Dosya kapsamından, birleşen dosyanın davacısı nikahsız eşin destek zararına ilişkin hükme esas alınan 03.07.2017 tarihli bilirkişi ek raporunda, desteğin nikahsız eşinin 18 yaşını dolduracağı 2016 yılı başında resmi olarak evlenecekleri ve 2018 yılı başında ilk çocuklarının 2020 yılı başında 2. çocuklarının dünyaya geleceği var sayımına göre 2050 yılına kadar destek zararı hesaplanmıştır. Ancak davacı eşin rapor tarihinden sonra 20.05.2020 tarihinde evlendiği UYAP kayıtlarından anlaşılmaktadır. Sağ kalan eşin kazadan sonra yeniden evlenmesi ile destek zararı son bulur. Davacı eş …..’ün kazadan sonra 20.05.2020 tarihinde yeniden evlendiği dosya kapsamından anlaşıldığından evlenme ile destek ihtiyacının son bulduğunun kabulü ile yeniden evlenen eşin evlenme tarihine kadar olan dönem için destek tazminatı isteyebileceği dikkate alınarak bilirkişiden ek rapor alınarak usuli kazanılmış haklar da gözetilerek sonucuna göre karar verilmesi gerekirken yazılı şekilde yapılan hesaplama doğrultusunda karar verilmiş olması doğru değildir.

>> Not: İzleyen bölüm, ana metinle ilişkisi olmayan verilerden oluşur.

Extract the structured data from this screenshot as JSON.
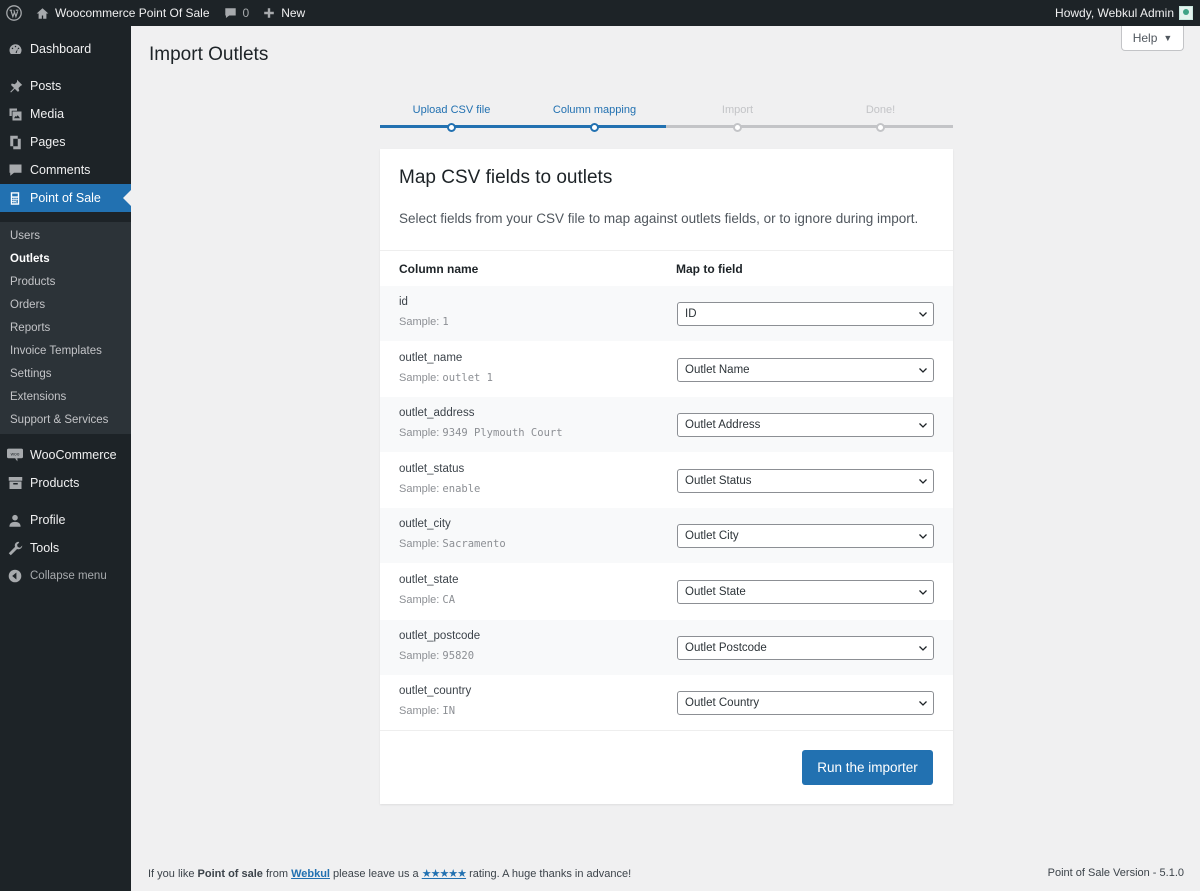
{
  "colors": {
    "accent": "#2271b1",
    "menu_bg": "#1d2327",
    "submenu_bg": "#2c3338",
    "page_bg": "#f0f0f1",
    "inactive": "#c3c4c7"
  },
  "adminbar": {
    "wp_logo_icon": "wordpress-icon",
    "site_name": "Woocommerce Point Of Sale",
    "comments_count": "0",
    "new_label": "New",
    "greeting": "Howdy, Webkul Admin"
  },
  "sidebar": {
    "dashboard": "Dashboard",
    "posts": "Posts",
    "media": "Media",
    "pages": "Pages",
    "comments": "Comments",
    "point_of_sale": "Point of Sale",
    "submenu": [
      "Users",
      "Outlets",
      "Products",
      "Orders",
      "Reports",
      "Invoice Templates",
      "Settings",
      "Extensions",
      "Support & Services"
    ],
    "woocommerce": "WooCommerce",
    "products": "Products",
    "profile": "Profile",
    "tools": "Tools",
    "collapse": "Collapse menu"
  },
  "page": {
    "title": "Import Outlets",
    "help": "Help"
  },
  "steps": [
    {
      "label": "Upload CSV file",
      "state": "done"
    },
    {
      "label": "Column mapping",
      "state": "active"
    },
    {
      "label": "Import",
      "state": "pending"
    },
    {
      "label": "Done!",
      "state": "pending"
    }
  ],
  "card": {
    "heading": "Map CSV fields to outlets",
    "description": "Select fields from your CSV file to map against outlets fields, or to ignore during import.",
    "col_name_header": "Column name",
    "map_header": "Map to field",
    "sample_prefix": "Sample:",
    "rows": [
      {
        "name": "id",
        "sample": "1",
        "field": "ID"
      },
      {
        "name": "outlet_name",
        "sample": "outlet 1",
        "field": "Outlet Name"
      },
      {
        "name": "outlet_address",
        "sample": "9349 Plymouth Court",
        "field": "Outlet Address"
      },
      {
        "name": "outlet_status",
        "sample": "enable",
        "field": "Outlet Status"
      },
      {
        "name": "outlet_city",
        "sample": "Sacramento",
        "field": "Outlet City"
      },
      {
        "name": "outlet_state",
        "sample": "CA",
        "field": "Outlet State"
      },
      {
        "name": "outlet_postcode",
        "sample": "95820",
        "field": "Outlet Postcode"
      },
      {
        "name": "outlet_country",
        "sample": "IN",
        "field": "Outlet Country"
      }
    ],
    "run_button": "Run the importer"
  },
  "footer": {
    "text1": "If you like ",
    "product": "Point of sale",
    "text2": " from ",
    "company": "Webkul",
    "text3": " please leave us a ",
    "stars": "★★★★★",
    "text4": " rating. A huge thanks in advance!",
    "version": "Point of Sale Version - 5.1.0"
  }
}
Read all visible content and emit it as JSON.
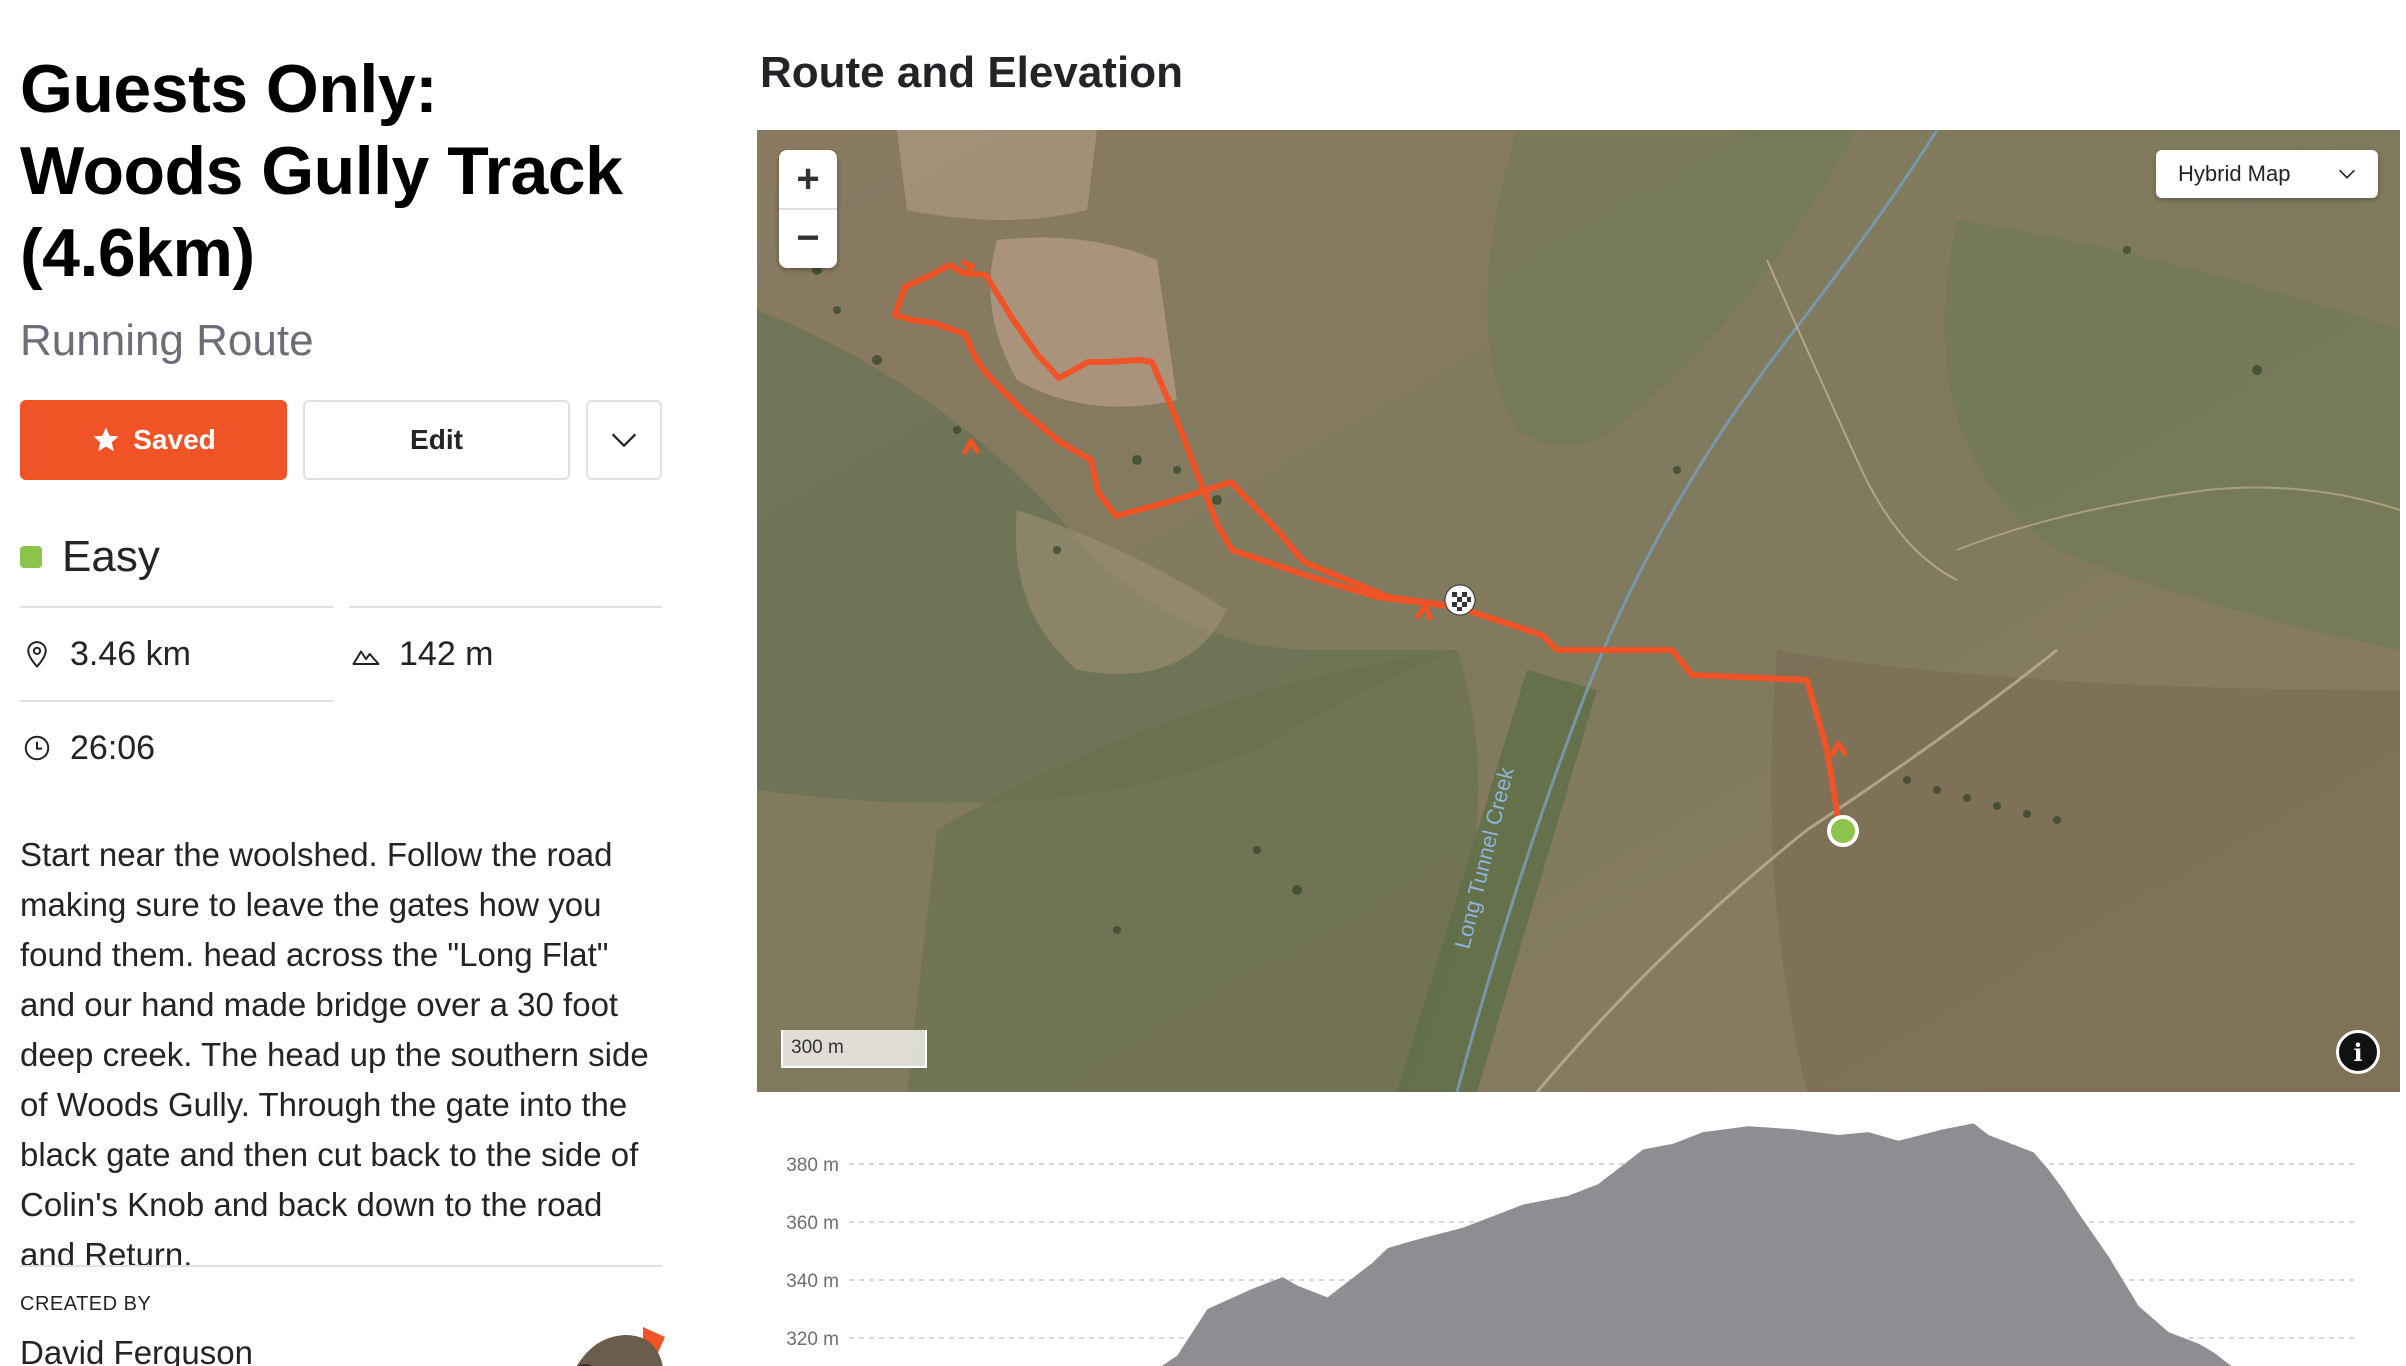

Bu durumda, ilk derece mahkemesince uyuşmazlığın çözümünde etkili olabilecek ölçüde önemli deliller toplanmadan ve değerlendirilmeden karar verildiğinden, istinaf istemine konu karara yönelik denetim yapılması mümkün değildir. O halde, 6100 sayılı Hukuk Muhakemeleri Kanununun 353/1-a-6 maddesi uyarınca istinaf başvurusunun esasa ilişkin hususlar incelenmeksizin kabulüne, ilk derece mahkemesi kararının kaldırılmasına ve kaldırma kararının sebep ve şekline göre davalı sigorta vekilinin sair istinaf itirazlarının incelenmesine yer olmadığına karar verilmesi gerekmiştir.
HÜKÜM :Yukarıda açıklanan nedenenlerle;
1-Davalı sigorta vekilinin istinaf başvurusunun HMK’nın 353/1-a-6 maddesi uyarınca ESASA İLİŞKİN SEBEPLER İNCELENMEKSİZİN KABULÜNE,
2-İzmir 2.Asliye Ticaret Mahkemesinin 20.02.2018 tarih, 2015/199 E. – 2018/218 K. sayılı kararının KALDIRILMASINA,
3-Dairemizin kararına uygun şekilde yeniden bir karar verilmek üzere dosyanın mahal mahkemesine GÖNDERİLMESİNE,
4-Kaldırma kararının sebep ve şekline göre davalı sigorta vekilinin sair istinaf itirazlarının incelenmesine yer olmadığına,
5-İstinaf yoluna başvuran tarafından yatırılan istinaf karar harcının istek halinde kendisine iadesine,
Dosya üzerinden yapılan inceleme neticesinde, 6100 sayılı Hukuk Muhakemeleri Kanununun 353/1-a-6 maddesi gereğince kesin olmak üzere 09.04.2021 tarihinde oy birliği ile karar verildi.